Waterson, a 10-year-old fifth-grader, raced to a gold-medal finish in the 9-10-year-old girls 50-yard butterfly with a time of 30.48. Waterson led the field of 32 top swimmers in the preliminary heats and came back in the evening to clinch the win in the finals. Her finals swim was .25 seconds off of the JO record in the event.
This capped off a great long weekend of swimming where she swam a meet maximum of seven events and two relays, earning her three third places, two fourths, two fifths and a sixth-place finish in addition to her win.
Waterson will continue her climb up the ladder of elite swimming in April with swims at the Far Western Invitational Championship meet in Morgan Hill, Calif. Athletes from across the United States, Mexico and Canada attend this prestigious meet, which has had its share of Olympic and world-record-holding athletes pass through its ranks when they were young.
Also qualifying for Far Westerns was Kate Rye, a 12-year-old seventh-grader at Incline Middle School.
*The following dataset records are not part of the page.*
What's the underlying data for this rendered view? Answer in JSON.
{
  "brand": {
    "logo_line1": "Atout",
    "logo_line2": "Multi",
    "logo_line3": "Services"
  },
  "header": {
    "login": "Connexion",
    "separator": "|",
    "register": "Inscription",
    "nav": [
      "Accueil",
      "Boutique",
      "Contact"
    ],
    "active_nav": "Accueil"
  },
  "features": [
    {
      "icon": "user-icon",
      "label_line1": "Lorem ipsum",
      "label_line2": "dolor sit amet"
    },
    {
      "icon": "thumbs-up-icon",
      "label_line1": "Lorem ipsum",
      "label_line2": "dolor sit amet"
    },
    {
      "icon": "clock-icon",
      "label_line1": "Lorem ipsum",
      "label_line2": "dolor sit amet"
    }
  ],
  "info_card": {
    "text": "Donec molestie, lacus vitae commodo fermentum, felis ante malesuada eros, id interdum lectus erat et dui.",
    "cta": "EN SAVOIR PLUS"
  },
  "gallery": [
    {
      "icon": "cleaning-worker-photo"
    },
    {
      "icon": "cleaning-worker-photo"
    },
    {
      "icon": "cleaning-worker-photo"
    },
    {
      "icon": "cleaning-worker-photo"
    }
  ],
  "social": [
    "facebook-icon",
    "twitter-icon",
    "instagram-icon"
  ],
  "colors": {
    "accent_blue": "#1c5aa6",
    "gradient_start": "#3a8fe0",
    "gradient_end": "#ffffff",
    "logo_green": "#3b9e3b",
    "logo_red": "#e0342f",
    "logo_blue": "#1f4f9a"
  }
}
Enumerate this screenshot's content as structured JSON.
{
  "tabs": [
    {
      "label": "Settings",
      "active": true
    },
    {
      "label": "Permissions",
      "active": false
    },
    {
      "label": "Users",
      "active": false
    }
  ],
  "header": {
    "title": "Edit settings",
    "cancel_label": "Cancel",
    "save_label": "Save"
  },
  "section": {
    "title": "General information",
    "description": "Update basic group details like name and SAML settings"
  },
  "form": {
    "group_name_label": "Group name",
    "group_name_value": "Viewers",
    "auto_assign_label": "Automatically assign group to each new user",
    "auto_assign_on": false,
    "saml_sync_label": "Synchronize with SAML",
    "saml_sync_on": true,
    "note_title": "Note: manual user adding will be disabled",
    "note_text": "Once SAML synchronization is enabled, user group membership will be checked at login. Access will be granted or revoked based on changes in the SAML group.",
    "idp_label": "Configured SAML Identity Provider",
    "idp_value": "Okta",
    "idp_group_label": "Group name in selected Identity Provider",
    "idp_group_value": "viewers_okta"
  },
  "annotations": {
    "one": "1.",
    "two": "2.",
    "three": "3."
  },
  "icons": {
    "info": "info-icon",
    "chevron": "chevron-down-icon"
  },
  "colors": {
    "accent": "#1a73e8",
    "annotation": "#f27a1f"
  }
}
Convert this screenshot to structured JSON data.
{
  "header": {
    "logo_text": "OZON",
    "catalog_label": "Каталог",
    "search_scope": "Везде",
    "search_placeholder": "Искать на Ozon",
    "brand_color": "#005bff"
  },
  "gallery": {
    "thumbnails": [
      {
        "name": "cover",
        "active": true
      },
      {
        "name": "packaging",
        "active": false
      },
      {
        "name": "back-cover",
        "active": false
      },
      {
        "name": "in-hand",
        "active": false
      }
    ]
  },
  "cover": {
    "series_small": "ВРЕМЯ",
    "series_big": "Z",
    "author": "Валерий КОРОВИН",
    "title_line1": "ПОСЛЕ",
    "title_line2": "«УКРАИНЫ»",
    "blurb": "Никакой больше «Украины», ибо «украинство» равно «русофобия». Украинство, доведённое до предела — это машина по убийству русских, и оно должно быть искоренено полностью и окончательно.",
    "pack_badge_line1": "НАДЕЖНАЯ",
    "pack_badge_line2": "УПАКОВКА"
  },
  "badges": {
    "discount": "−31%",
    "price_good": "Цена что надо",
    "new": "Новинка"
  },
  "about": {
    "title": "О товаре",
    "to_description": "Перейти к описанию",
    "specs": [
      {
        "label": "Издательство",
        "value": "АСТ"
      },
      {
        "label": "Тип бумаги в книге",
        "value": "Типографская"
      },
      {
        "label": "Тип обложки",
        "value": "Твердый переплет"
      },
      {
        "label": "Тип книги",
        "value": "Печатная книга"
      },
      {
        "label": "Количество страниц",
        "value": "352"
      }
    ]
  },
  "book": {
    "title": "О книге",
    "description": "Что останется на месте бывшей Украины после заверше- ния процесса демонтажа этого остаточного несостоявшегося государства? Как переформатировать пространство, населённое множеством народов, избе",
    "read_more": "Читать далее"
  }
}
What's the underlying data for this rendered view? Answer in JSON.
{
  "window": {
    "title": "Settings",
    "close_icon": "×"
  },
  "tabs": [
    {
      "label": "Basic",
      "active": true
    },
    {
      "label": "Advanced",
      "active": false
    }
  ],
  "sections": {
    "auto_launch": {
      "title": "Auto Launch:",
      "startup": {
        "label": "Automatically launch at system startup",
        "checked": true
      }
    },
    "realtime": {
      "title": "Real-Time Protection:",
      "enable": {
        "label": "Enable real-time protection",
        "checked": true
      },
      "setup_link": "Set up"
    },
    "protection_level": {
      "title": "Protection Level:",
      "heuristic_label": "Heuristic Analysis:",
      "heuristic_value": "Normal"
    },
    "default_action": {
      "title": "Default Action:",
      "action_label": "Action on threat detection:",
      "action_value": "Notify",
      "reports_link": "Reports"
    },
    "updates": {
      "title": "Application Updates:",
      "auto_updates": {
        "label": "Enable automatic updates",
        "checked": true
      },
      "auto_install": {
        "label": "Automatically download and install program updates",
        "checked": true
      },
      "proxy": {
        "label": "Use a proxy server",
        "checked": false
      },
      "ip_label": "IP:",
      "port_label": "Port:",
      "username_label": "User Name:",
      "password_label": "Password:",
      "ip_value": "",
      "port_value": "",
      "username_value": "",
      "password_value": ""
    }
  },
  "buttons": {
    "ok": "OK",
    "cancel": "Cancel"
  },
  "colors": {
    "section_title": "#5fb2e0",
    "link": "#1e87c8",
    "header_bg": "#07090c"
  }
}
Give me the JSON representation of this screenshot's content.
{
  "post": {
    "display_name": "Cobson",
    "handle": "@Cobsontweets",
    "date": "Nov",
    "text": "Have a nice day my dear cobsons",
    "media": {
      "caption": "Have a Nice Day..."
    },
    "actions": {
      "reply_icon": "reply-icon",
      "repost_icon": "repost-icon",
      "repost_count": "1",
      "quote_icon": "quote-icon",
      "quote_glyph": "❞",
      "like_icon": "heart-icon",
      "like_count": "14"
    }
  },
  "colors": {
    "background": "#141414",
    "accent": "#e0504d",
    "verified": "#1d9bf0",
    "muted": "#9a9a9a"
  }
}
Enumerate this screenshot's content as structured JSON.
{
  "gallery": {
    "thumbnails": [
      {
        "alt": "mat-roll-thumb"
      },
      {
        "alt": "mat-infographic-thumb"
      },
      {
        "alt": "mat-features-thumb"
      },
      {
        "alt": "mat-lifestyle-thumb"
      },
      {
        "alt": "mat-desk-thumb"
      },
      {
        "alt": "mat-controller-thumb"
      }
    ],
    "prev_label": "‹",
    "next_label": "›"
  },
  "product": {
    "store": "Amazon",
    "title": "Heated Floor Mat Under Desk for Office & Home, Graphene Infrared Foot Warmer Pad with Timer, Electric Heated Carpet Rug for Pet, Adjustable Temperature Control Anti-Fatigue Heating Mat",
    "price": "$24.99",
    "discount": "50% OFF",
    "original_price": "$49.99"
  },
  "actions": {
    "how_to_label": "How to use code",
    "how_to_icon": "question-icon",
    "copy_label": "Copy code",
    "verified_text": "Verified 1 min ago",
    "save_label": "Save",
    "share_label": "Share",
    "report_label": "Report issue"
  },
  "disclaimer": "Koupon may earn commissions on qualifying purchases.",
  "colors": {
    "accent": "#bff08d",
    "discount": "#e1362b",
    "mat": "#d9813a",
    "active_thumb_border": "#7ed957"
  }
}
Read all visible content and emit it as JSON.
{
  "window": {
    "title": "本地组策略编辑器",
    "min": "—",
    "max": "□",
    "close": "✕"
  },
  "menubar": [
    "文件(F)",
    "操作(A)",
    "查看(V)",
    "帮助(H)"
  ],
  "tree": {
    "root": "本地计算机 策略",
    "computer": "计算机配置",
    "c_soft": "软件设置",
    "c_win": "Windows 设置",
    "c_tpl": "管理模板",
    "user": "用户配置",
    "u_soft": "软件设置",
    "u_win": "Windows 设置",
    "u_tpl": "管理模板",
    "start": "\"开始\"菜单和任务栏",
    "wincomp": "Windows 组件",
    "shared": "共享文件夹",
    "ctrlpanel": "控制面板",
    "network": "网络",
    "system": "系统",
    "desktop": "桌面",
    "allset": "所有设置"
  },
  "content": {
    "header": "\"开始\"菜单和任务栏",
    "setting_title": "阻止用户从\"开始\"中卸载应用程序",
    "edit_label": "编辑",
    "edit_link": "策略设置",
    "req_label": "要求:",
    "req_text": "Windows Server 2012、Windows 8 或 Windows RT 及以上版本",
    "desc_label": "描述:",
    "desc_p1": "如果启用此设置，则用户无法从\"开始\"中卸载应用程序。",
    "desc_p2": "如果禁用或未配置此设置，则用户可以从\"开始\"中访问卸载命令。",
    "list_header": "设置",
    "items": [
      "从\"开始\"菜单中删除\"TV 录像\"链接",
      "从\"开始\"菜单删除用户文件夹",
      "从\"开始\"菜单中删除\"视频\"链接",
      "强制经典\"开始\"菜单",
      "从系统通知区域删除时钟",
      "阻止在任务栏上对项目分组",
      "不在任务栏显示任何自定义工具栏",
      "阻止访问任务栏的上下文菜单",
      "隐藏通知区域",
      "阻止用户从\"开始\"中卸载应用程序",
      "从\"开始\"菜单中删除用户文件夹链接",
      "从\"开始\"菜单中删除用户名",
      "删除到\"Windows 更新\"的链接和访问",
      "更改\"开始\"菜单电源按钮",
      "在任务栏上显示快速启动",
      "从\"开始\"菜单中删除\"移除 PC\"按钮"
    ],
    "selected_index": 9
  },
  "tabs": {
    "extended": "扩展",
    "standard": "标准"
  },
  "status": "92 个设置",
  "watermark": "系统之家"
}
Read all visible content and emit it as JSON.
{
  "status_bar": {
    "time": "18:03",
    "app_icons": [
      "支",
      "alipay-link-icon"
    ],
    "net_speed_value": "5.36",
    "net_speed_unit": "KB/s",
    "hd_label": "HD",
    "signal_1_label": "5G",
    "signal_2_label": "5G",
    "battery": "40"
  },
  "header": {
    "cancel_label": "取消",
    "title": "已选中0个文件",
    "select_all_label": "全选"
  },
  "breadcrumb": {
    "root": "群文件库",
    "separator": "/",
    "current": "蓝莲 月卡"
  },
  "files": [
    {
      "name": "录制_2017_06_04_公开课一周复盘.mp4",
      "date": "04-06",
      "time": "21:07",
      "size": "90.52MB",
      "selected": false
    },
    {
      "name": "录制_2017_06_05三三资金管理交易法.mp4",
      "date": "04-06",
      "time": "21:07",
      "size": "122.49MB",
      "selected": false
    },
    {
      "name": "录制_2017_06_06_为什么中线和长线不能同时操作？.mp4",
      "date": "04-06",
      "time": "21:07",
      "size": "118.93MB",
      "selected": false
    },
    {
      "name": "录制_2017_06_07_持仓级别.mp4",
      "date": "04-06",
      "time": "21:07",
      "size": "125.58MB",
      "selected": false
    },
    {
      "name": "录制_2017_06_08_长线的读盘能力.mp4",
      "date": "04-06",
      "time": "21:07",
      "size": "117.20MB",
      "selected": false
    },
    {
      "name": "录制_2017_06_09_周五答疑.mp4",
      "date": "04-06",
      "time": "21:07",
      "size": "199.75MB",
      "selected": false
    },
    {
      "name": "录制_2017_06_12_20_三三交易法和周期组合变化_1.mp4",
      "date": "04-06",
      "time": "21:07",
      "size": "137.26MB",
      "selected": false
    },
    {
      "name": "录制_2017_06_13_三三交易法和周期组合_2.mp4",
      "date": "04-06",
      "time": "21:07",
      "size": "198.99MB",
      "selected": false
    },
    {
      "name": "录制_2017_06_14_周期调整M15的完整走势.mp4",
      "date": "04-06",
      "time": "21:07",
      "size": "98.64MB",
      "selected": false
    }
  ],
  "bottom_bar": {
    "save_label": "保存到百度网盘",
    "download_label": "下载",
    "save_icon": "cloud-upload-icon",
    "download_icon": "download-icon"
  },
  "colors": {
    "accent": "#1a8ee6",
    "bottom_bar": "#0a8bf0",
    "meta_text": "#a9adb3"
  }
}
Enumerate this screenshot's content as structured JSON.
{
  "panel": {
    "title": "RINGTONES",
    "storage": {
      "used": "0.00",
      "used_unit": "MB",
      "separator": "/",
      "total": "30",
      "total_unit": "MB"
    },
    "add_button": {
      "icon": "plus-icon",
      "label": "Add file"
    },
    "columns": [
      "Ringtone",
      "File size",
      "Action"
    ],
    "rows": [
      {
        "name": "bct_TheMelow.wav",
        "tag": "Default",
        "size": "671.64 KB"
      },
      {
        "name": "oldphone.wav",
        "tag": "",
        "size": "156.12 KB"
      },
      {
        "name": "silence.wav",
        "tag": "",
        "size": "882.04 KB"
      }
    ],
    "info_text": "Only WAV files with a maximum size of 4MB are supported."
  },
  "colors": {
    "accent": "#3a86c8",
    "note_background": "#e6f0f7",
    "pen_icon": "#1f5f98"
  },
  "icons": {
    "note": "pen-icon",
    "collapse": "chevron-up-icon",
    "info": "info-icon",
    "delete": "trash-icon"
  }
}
Rye also swam seven events and four relays for a full slate. Rye brought home two sixth-place medals in her signature events, the 50 and 100 freestyle. She accomplished two goals she set out to make at the meet: qualifying for Far Westerns and swimming the 100 Free in less than a minute.
TTST head coach Debbie Meyer sprinted across the pool deck after Rye’s 50 free finals swim to deliver the news that she qualified. The Junior Olympics are the first stop in championship age group swimming, and it is no small feat to qualify.
Ally Lockard, a sixth-grader at Incline Middle School, recently moved to the 11-12 age group with her 11th birthday this fall. Each older age group opens the doors to new and longer events to try.
Lockard made short work of qualifying for most of these new middle- and long-distance events, and swam the grueling 400 Individual Medley for only the second time at the meet. That is 100 yards of each stroke or four laps each of butterfly, backstroke, breaststroke and freestyle. Lockard also swam in a meet maximum of seven events and four relays, and achieved several personal-best times.
In championship meets like the JOs, preliminary swims happen during the day and the top 10 finishers return after a 90-minute break each evening for the finals, making for 12-hour days. The conditions in Fairfield were variable at the outdoor pool and ranged from warm and mid 70s to high winds, chattering teeth and the need for down parkas.
Sierra Nevada Swimming includes teams from Northern California and Northern Nevada and has a long history of developing collegiate and Olympic swim team members, including three swimmers who competed in this past summer’s 2012 London Olympics. All three girls train together at Truckee Tahoe Swim Team, which offers training and practice groups for swimmers of all ages and ability levels.